Une vraie claque – Illégitimes de Nesrine Slaoui

par | 10/02/21 | (Dé)construction, Portraits

Au premier coup d’œil, Illégitimes, est un titre qui me fait directement écho, qui me procure un certain malaise mélangé à l’appréhension. Un titre qui m’attire, qui me guette, qu’est-ce que ce roman contient d’aussi bouleversant ?

 

« Aux écorchés, aux ambitieux, à tous ce qui se reconnaitront et aux miens pour toujours » N.Slaoui

 

Nesrine Slaoui nous entraîne au cœur de ses nombreux souvenirs. Elle raconte son parcours, d’une cité HLM à Sciences Po Paris, l’histoire de sa famille, mais nous offre aussi une réflexion sur la société.

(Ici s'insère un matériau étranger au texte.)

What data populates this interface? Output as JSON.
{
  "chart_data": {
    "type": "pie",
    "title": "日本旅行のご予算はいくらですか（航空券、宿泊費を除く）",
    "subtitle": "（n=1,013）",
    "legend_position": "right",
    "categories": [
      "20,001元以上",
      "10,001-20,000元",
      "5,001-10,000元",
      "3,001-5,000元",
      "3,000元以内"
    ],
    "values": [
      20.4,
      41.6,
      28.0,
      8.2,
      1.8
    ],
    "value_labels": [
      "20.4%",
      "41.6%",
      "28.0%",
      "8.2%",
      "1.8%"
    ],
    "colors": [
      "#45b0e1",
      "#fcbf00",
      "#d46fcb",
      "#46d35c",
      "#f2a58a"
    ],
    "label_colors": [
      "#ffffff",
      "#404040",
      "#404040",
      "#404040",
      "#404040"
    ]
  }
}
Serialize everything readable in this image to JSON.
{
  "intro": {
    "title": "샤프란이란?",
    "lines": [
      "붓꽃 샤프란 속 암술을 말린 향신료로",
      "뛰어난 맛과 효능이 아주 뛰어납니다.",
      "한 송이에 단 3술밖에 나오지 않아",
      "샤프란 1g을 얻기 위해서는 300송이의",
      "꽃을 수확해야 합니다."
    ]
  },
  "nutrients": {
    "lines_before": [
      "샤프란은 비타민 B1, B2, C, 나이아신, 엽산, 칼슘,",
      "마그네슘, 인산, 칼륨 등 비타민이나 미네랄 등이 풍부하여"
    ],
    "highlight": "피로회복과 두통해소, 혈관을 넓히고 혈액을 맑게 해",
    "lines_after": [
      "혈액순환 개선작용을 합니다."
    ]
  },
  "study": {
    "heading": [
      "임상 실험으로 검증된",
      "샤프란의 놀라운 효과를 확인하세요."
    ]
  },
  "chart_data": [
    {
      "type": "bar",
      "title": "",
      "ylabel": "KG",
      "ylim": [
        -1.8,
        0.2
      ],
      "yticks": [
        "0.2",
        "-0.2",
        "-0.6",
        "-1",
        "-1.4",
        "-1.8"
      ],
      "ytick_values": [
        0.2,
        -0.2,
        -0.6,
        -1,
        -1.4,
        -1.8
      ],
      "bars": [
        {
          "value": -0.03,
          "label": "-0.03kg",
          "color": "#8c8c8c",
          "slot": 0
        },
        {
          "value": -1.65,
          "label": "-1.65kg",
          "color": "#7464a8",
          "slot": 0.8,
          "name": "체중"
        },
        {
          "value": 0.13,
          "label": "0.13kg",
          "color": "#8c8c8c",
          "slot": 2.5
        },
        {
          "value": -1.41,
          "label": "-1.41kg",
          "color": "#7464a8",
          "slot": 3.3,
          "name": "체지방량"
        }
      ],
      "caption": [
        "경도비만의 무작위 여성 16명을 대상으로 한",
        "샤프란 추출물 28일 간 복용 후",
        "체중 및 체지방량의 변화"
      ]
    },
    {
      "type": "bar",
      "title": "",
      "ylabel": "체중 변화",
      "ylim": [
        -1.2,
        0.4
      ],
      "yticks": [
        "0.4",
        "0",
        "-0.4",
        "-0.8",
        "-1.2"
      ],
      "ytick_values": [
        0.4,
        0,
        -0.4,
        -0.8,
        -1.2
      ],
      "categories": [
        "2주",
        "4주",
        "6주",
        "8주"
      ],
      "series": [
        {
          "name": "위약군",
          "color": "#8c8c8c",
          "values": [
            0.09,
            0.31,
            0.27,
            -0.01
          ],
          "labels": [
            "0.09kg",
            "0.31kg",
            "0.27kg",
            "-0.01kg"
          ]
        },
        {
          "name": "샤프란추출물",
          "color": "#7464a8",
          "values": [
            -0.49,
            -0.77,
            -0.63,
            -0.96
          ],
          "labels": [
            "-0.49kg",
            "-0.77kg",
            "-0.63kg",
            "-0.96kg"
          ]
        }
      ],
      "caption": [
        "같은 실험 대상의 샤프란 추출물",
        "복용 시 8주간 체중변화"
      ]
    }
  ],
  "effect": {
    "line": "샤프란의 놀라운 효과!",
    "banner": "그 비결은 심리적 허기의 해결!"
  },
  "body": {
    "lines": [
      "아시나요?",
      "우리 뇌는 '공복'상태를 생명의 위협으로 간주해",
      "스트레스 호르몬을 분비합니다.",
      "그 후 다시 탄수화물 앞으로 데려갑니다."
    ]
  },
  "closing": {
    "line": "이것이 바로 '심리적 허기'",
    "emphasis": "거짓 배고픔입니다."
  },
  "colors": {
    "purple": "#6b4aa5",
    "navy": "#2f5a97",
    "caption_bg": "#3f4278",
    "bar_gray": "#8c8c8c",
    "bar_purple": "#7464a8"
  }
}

Entraînée dans un tourbillon d’émotions entre nostalgie, honte, colère, indignation, Nesrine Slaoui, nous livre les non-dits cumulés au fil des années…d’une communauté qui se sent illégitime. Elle met des mots sur les maux les plus anciens et les plus profonds, voir les plus anecdotiques… Ce roman est une bouffée d’air.

 

« La femme, l’Arabe, et la banlieusarde de campagne » N. Slaoui

 

Nesrine Slaoui est née au Maroc. À l’âge de trois ans, elle quitte son pays natal, dans les bras de sa mère, pour le sud de la France. Aujourd’hui, elle est diplômée de Sciences Po Paris, et est journaliste chez Loopsider et France TV. Illégitimes est son premier roman, publié par les Éditions Fayard le 6 janvier 2021.

 

« Un hommage à tous ceux pour qui la légitimité demeure un combat permanent » quatrième de couverture –Illégitimes

 

C’est d’abord la province dans laquelle elle a grandi que Nesrine Slaoui décrit dès les premières lignes de son roman. Cela commence avec douceur, mais petit à petit, la tension monte. La situation évolue de manière crescendo, l’autrice nous offre un tableau qui présente la triste réalité d’une partie de la population française, depuis le début de la crise sanitaire.

 

« Ceux dont la vie est confinée en permanence » p19 – Illégitimes

 

Nesrine Slaoui ne tourne pas autour du pot. Elle dit ce qu’elle à dire. La plume vive et tranchante, elle dessine un portrait d’un père que la France a fragilisé, une description dans laquelle une partie des enfants d’immigrés pourraient se reconnaître.

Un père, une mère qui ont quitté leurs terres pour vivre le rêve français. Pour survivre, ils se sont sacrifiés, en retour, ils ont vu leurs corps se dégrader. Un sentiment bienveillant, presque protecteur, né à leur égard.

Nesrine Slaoui expose le rapport que son père et ses grands-parents ont avec la langue française, cette distance lointaine, ce malaise qu’ils ont avec la langue de Molière. À la lecture de ces pages, la langue de l’amour s’est transformée en une langue étrangement amère.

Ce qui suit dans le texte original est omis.